A three-level hierarchical control structure has been applied in the pilot plant at Purdue University in order to achieve effective setpoint tracking and disturbance rejection in the tablet manufacturing process.2 Level 0 control is equipment built-in control, Level 1 control is process analytical technology (PAT)-based PID control, and Level 2 control is optimization-based model predictive control (MPC). As can be expected, when the multiple-input multiple-output (MIMO) system exhibits strong process variables interaction, MPC demonstrates better control performance than classical PID control. That is because MPC can predict the transition of controlled variables (e.g. API content, tablet weight) instantaneously and optimize the control moves of all the manipulated variables (e.g. API flow rate, depth of filling) within a finite time horizon. Several MPC implementation case studies have been reported: (1) the API concentration can be controlled in the feeding-blending unit,3 (2) the compaction force and the tablet weight are controlled in a rotary tablet press, 4-5 and (3) the hopper level of the tablet press and the API concentration are controlled in a direct compaction line.6 While satisfactory control performance is found in the aforementioned research studies, the implementation of MPC in actual pharmaceutical manufacturing processes is still in the infant stage.

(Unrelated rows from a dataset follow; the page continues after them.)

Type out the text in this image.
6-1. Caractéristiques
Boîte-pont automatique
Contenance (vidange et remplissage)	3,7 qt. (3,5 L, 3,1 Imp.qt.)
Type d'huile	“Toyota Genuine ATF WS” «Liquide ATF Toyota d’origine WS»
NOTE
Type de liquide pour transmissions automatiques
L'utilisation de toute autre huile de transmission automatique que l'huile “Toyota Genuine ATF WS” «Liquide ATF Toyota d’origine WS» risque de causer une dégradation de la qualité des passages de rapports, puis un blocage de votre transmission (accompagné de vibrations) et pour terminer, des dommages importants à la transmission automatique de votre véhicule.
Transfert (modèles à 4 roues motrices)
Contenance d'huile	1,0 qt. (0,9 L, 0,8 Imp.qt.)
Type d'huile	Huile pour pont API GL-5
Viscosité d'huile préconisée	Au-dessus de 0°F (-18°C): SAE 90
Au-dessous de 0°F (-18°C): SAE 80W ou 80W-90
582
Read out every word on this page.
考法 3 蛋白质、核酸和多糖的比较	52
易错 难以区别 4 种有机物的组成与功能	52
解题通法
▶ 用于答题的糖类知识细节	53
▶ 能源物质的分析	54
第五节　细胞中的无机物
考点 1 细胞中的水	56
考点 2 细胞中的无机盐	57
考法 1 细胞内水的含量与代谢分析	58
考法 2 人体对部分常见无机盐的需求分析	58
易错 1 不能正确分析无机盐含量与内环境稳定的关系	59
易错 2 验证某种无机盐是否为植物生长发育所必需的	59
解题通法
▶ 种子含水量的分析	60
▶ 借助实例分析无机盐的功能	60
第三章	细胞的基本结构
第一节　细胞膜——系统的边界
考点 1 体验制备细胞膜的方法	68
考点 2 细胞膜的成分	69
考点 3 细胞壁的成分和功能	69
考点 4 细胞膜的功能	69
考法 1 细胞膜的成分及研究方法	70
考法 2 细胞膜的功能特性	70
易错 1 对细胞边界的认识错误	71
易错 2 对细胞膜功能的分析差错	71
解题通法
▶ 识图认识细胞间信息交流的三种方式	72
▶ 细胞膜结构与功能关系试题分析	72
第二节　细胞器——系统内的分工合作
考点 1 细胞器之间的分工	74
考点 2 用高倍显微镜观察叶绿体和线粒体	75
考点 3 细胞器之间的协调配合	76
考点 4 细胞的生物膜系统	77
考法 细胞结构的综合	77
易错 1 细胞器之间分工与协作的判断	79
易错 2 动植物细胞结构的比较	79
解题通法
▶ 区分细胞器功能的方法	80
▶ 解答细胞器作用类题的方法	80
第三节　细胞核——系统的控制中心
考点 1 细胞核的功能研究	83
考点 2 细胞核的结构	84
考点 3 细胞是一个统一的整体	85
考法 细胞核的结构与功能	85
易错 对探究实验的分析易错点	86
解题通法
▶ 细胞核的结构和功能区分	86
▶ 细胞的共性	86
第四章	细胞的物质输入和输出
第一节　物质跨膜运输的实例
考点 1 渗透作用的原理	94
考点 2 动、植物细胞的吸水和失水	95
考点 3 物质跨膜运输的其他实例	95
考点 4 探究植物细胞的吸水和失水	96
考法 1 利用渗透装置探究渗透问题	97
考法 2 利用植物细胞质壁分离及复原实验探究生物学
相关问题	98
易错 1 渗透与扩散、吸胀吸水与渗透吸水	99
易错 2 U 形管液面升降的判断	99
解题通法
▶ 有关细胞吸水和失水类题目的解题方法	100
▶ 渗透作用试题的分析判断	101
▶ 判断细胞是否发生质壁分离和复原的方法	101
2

This work is focused on developing and implementing nonlinear model predictive control (NMPC) in continuous tablet manufacturing. To mitigate the control degradation caused by plant-model mismatch, careful monitoring and continuous improvement strategies are required. When moving horizon estimation (MHE) is integrated with NMPC, historical data in the past time window together with real-time data from the sensor network, enable state estimation and model parameter updating. The adaptive model in the NMPC strategy can compensate for the process uncertainties, further reducing plant-model mismatch effects. The nonlinear first-principles model used in both HME and NMPC can predict the essential but complex powder properties and provide physical interpretation of abnormal events. In the continuous direct compaction process studied in this work, CSTR-in-series models are used to describe the dynamics of the feeding-blending unit and the Kawakita model accounts for powder compressibility in the tablet press. The adaptive NMPC implementation and its real-time control performance analysis will be demonstrated on our continuous tableting pilot plant.

References

[1] Huang, J., O'Connor, T., Ahmed, K., Chatterjee, S., Garvin, C., Ghosh, K., ... & Warman, M. (2021). AIChE PD2M Advanced Process Control workshop‐moving APC forward in the pharmaceutical industry. Journal of Advanced Manufacturing and Processing, 3(1), e10071.

[2] Su, Q., Ganesh, S., Moreno, M., Bommireddy, Y., Gonzalez, M., Reklaitis, G. V., & Nagy, Z. K. (2019). A perspective on Quality-by-Control (QbC) in pharmaceutical continuous manufacturing. Computers & Chemical Engineering, 125, 216-231.

[3] Singh, R., Sahay, A., Karry, K. M., Muzzio, F., Ierapetritou, M., & Ramachandran, R. (2014). Implementation of an advanced hybrid MPC–PID control system using PAT tools into a direct compaction continuous pharmaceutical tablet manufacturing pilot plant. International journal of pharmaceutics, 473(1-2), 38-54.

[4] Su, Q., Bommireddy, Y., Shah, Y., Ganesh, S., Moreno, M., Liu, J., ... & Nagy, Z. K. (2019). Data reconciliation in the Quality-by-Design (QbD) implementation of pharmaceutical continuous tablet manufacturing. International journal of pharmaceutics, 563, 259-272.

[5] Bhaskar, A., Barros, F. N., & Singh, R. (2017). Development and implementation of an advanced model predictive control system into continuous pharmaceutical tablet compaction process. International journal of pharmaceutics, 534(1-2), 159-178.

[6] Kirchengast, M., Celikovic, S., Rehrl, J., Sacher, S., Kruisz, J., Khinast, J., & Horn, M. (2019). Ensuring tablet quality via model-based control of a continuous direct compaction process. International journal of pharmaceutics, 567, 118457.